The Medicines and Healthcare products Regulatory Agency (MHRA) has published Drug Safety Update for December 2014 (PDF).
The drug safety section in this issue contains new advice for healthcare professionals when using ivabradine (Procoralan®) in the treatment of symptomatic angina. This medication has been linked with bradycardia, atrial fibrillation and other cardiovascular risks and the following new recommendations have been made.

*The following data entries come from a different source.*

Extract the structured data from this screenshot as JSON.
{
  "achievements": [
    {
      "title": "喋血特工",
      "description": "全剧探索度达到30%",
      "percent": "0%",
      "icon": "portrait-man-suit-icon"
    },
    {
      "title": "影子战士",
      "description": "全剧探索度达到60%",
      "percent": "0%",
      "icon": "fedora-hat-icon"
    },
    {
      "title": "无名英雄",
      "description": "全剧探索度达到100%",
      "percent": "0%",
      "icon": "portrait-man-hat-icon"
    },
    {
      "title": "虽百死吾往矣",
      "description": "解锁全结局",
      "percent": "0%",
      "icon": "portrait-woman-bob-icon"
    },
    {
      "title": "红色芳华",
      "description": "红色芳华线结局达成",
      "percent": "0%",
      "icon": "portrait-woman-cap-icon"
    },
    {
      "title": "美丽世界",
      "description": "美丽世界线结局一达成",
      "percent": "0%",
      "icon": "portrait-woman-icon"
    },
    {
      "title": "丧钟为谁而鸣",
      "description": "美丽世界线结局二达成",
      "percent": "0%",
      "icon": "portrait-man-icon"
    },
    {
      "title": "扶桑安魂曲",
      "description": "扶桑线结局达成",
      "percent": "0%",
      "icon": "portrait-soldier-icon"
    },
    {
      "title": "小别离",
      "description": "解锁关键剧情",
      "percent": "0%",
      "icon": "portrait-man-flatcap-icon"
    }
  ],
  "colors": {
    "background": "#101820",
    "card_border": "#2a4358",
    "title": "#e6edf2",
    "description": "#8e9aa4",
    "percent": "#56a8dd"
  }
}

- Only start ivabradine if the resting heart rate is at least 70 beats per minute
- Do not prescribe ivabradine with other medicines that cause bradycardia, such as verapamil, diltiazem or strong CYP3A4 inhibitors
- Monitor patients regularly for atrial fibrillation. If atrial fibrillation occurs, carefully reconsider whether the benefits of continuing ivabradine treatment outweigh the risks
- Consider stopping ivabradine if there is no or only limited symptom improvement after 3 months
This section also reminds clinicians of the risk of psychiatric disorders with isotretinoin (Roaccutane®). Clinicians are reminded that this medicine should only be prescribed under specialist supervision and that the patients and their family should be warned that the treatment might cause psychiatric disorders such as depression, anxiety, and in rare cases suicidal thoughts. Reporting of such symptoms should be encouraged and appropriate action taken if they arise; simply stopping isotretinoin may not be enough to alleviate symptoms.
Action: Clinicians will find this publication to be a useful review of current issues in drug safety.